The last survivor of the group of codebreakers who cracked a German cipher machine in the second world war has been honored by the Queen. Jerry Roberts has accepted the MBE (Member of the Order of the British Empire) award but is still campaigning for his colleagues to be recognized in the same way.

Roberts, whose real forename is Raymond, is now 92. He was among the “Testery” project group at Bletchley Park concentrating on deciphering messages encrypted by the Lorenz cipher machine (pictured), known to the British as the Tunny system. This was separate to the better known Enigma code used for naval communication that was cracked by a team led by computer pioneer Alan Turing.

Roberts told the BBC that during three years work on the project, he and colleagues were able to decipher 64,000 messages, around 90 percent of the total sent between German forces. By some estimates, the interception may have shortened the war by as much as two years.

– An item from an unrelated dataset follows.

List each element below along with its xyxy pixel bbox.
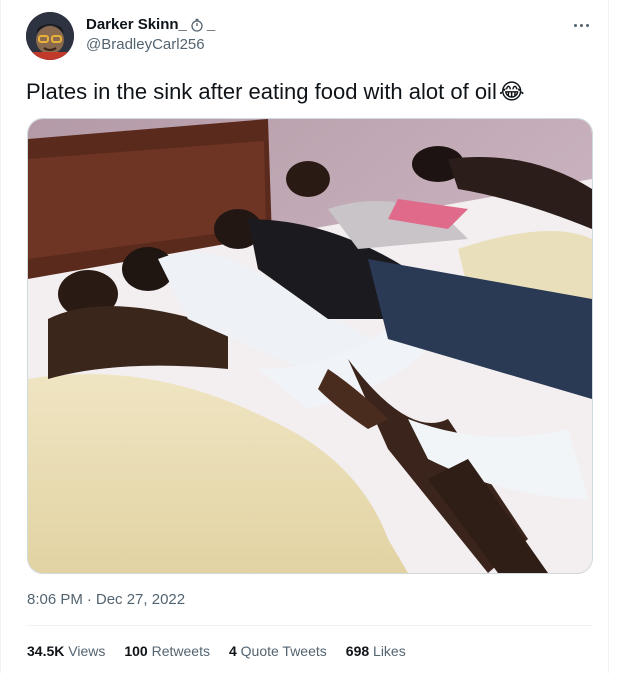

While Roberts led the daily decrypting efforts, he says two other specific individuals deserve honors for the Tunny work (along with Turing for his Enigma work.) One is Bill Tutte who was the man who originally cracked Lorenz. He was able to carry out the seemingly impossible task of cracking the code thanks to a German operator who sent a message from Athens to Vienna, experienced transmission problems, and then resent it with some minor alterations but — devastatingly for Germany in the long run — using the same encryption key. After a total of five months work by British staff, Tutte’s team managed to use the combination of a repeated key but a varied message to work out exactly how the cipher machines were set up.

The second man is Tommy Flowers who worked before the war on efforts to create electronic telephone exchanges. While working at BletchleyPark he developed Collossus, the first truly programmable electronic computer. His team built a string of Collossus machines to speed up the deciphering process, with a second-generation model helping reveal a German message confirming Hitler had not assigned additional troops to Normandy in the run-up to the D-Day landings.

Flowers received the MBE in 1944 and Turing the OBE the following year, though neither were able to talk about their work and the reason for the honor; Turing died before his wartime contribution became public knowledge. Tutte has not been honored in the UK but received a similar award in Canada.